Frequently asked questions
- What is a competitive teardown?
- A competitive teardown is a deep, structured analysis of a single competitor's existing product or overall strategy — formulation, claims, pricing, pack design, and distribution — built to understand the whole picture, not just react to one announcement. This skill produces that layer-by-layer read and turns it into specific vulnerabilities and strengths a team can plan against.
- How is this different from the Competitive Launch Brief skill?
- The Competitive Launch Brief decodes a specific new product announcement from a competitor — the strategic bet behind one launch moment, read fast so a team can brief leadership the same week.

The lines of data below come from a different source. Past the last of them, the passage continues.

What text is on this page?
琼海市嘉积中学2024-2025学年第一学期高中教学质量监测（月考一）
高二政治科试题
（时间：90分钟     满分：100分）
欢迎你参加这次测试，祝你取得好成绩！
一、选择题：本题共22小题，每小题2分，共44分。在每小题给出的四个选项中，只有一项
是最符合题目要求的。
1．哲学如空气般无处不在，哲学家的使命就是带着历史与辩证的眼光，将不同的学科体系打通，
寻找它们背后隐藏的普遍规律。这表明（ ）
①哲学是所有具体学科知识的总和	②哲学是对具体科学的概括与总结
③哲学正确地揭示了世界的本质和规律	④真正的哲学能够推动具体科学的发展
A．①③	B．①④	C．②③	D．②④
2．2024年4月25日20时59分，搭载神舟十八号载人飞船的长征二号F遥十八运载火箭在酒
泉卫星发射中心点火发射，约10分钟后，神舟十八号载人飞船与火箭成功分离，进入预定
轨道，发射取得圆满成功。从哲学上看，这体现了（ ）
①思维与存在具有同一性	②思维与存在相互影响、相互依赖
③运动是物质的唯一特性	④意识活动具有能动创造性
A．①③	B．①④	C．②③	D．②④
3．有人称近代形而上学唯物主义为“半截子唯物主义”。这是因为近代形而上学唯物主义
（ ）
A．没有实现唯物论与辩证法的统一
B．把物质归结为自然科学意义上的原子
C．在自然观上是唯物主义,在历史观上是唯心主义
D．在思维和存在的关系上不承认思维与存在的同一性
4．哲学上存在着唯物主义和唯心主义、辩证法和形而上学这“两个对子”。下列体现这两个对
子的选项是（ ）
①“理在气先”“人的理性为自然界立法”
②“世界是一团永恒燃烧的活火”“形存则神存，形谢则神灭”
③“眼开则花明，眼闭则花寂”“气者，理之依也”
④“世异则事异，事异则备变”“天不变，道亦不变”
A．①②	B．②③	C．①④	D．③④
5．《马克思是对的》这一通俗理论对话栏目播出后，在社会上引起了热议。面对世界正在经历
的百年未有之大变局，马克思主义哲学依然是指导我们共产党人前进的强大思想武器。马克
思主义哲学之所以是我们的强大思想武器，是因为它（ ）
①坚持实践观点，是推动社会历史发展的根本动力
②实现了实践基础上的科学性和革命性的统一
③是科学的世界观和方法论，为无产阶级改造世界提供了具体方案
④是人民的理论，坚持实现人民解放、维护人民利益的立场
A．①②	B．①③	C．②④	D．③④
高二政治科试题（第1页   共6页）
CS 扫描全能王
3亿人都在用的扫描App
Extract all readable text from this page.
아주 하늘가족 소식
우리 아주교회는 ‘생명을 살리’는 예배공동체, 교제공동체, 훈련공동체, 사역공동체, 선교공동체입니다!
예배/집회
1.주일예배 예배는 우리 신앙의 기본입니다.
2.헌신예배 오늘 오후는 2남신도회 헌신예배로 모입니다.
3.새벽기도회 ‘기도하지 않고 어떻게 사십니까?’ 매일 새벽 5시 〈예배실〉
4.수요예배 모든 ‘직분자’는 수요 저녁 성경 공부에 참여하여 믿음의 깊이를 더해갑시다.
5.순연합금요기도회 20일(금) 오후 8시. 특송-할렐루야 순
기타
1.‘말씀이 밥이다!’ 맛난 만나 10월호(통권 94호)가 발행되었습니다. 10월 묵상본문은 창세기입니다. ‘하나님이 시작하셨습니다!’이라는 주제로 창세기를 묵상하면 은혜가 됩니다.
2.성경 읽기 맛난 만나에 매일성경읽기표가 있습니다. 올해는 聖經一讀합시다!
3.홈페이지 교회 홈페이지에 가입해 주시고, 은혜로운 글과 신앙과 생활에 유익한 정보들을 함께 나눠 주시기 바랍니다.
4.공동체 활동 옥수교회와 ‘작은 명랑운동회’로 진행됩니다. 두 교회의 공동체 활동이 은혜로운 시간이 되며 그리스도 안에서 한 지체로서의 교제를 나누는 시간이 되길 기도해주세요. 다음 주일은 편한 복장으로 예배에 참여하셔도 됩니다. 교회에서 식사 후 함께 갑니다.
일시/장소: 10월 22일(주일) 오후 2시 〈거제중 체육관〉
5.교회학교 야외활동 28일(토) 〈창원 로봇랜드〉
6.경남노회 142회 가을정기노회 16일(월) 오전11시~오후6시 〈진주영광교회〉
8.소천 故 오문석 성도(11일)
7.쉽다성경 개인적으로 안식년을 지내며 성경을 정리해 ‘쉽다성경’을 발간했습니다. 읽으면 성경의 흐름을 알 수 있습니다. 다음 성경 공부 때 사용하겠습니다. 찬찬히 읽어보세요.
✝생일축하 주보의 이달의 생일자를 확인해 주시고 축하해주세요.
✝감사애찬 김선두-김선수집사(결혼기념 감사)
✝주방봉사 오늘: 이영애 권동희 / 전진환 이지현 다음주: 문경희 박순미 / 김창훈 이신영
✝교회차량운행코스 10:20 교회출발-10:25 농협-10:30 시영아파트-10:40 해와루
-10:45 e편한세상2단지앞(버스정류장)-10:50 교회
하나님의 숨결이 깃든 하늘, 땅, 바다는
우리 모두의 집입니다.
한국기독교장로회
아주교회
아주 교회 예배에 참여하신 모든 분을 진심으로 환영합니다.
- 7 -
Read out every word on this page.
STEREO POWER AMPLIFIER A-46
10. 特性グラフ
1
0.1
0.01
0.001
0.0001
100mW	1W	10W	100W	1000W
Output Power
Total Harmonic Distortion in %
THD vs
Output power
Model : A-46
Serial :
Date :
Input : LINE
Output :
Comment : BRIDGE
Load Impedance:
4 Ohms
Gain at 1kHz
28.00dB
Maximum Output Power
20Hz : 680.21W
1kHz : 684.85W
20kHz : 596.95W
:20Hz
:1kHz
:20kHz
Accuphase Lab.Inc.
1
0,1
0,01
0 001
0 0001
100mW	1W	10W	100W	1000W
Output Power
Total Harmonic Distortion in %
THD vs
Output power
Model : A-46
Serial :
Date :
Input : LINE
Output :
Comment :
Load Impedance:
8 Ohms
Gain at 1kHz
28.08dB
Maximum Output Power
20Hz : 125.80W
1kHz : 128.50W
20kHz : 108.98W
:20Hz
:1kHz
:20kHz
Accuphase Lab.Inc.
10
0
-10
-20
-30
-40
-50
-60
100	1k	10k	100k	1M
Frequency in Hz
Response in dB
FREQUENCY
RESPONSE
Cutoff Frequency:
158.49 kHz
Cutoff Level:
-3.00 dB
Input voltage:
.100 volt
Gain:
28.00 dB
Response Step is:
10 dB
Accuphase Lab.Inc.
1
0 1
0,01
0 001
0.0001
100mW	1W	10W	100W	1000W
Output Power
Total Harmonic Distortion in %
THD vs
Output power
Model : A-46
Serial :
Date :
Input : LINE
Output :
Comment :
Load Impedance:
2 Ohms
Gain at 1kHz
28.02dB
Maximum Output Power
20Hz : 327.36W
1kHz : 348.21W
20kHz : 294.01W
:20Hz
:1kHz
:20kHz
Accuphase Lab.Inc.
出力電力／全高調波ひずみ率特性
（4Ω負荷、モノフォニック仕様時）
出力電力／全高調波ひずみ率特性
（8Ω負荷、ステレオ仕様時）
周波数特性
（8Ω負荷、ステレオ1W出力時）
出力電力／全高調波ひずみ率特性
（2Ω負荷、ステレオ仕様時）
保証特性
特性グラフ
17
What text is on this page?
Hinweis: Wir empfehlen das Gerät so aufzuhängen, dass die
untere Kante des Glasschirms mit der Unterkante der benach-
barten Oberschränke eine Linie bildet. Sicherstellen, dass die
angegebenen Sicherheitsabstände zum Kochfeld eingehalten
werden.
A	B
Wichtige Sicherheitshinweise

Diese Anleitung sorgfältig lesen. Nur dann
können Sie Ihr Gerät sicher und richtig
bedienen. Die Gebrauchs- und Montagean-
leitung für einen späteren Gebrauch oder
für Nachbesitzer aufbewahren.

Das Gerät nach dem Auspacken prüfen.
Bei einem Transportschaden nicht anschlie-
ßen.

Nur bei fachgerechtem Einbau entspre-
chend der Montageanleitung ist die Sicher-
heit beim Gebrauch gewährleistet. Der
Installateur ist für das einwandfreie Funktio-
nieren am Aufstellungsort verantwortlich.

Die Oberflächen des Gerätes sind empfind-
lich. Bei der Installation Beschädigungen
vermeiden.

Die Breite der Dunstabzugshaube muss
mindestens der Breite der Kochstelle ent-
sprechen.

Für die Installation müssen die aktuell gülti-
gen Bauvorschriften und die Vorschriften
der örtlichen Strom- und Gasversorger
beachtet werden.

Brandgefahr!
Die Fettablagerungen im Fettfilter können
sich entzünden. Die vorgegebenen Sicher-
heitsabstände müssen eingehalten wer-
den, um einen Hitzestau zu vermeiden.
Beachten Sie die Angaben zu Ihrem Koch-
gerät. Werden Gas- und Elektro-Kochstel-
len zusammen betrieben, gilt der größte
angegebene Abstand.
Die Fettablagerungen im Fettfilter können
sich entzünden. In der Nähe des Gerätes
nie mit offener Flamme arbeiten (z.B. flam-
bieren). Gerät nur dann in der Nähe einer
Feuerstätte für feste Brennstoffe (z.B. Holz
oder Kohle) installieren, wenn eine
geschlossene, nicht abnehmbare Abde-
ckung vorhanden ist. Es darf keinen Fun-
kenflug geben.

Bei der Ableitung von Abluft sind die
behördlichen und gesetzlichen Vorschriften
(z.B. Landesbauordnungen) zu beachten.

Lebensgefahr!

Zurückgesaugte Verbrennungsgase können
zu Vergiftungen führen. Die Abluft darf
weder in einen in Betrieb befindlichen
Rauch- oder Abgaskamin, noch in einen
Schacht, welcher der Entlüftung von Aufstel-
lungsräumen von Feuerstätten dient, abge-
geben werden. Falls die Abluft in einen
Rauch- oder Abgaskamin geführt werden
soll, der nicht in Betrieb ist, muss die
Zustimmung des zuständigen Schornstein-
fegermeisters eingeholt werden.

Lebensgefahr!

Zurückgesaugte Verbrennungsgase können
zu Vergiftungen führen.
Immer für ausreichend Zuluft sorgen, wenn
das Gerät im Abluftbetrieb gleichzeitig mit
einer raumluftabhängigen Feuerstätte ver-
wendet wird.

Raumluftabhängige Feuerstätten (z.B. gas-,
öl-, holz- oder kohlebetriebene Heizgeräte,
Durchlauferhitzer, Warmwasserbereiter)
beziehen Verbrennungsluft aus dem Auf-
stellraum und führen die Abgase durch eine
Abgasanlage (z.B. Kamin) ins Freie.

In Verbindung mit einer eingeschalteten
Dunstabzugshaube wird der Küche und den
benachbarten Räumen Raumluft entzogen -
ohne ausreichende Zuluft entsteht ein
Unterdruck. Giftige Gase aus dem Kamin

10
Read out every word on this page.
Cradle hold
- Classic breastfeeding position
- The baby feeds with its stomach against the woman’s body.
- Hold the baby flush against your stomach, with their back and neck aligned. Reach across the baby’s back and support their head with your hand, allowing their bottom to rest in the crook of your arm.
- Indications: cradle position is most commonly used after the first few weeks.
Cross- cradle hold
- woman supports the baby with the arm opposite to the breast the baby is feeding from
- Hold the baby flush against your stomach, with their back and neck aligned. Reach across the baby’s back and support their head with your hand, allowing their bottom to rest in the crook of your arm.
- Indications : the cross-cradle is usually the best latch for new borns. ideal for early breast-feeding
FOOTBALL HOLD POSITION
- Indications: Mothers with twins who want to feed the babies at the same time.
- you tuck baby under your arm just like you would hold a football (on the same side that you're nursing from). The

This skill is a deeper, more comprehensive analysis of a competitor's existing product or overall strategy, not tied to any single launch — use it when you want to fully understand a rival that's been on shelf for a while, not react to their newest move.
- Which AI models does this prompt work with?
- Any capable chat model — ChatGPT, Claude, or Google Gemini. It's model-agnostic, so paste it into a chat, save it as a Custom GPT, or store it as a reusable skill your insights and innovation teams both reuse whenever a competitor deserves a full profile rather than a quick note.
- What if I don't have detailed information on the competitor's formulation or costs?
- Give it whatever is publicly observable — the ingredient panel, claims on pack, shelf price, and distribution you can see — and it will build the analysis from that, clearly marking anything about their internal strategy or costs as inference rather than fact. It will not invent formulation costs, sales figures, or internal strategy documents it has no way of knowing.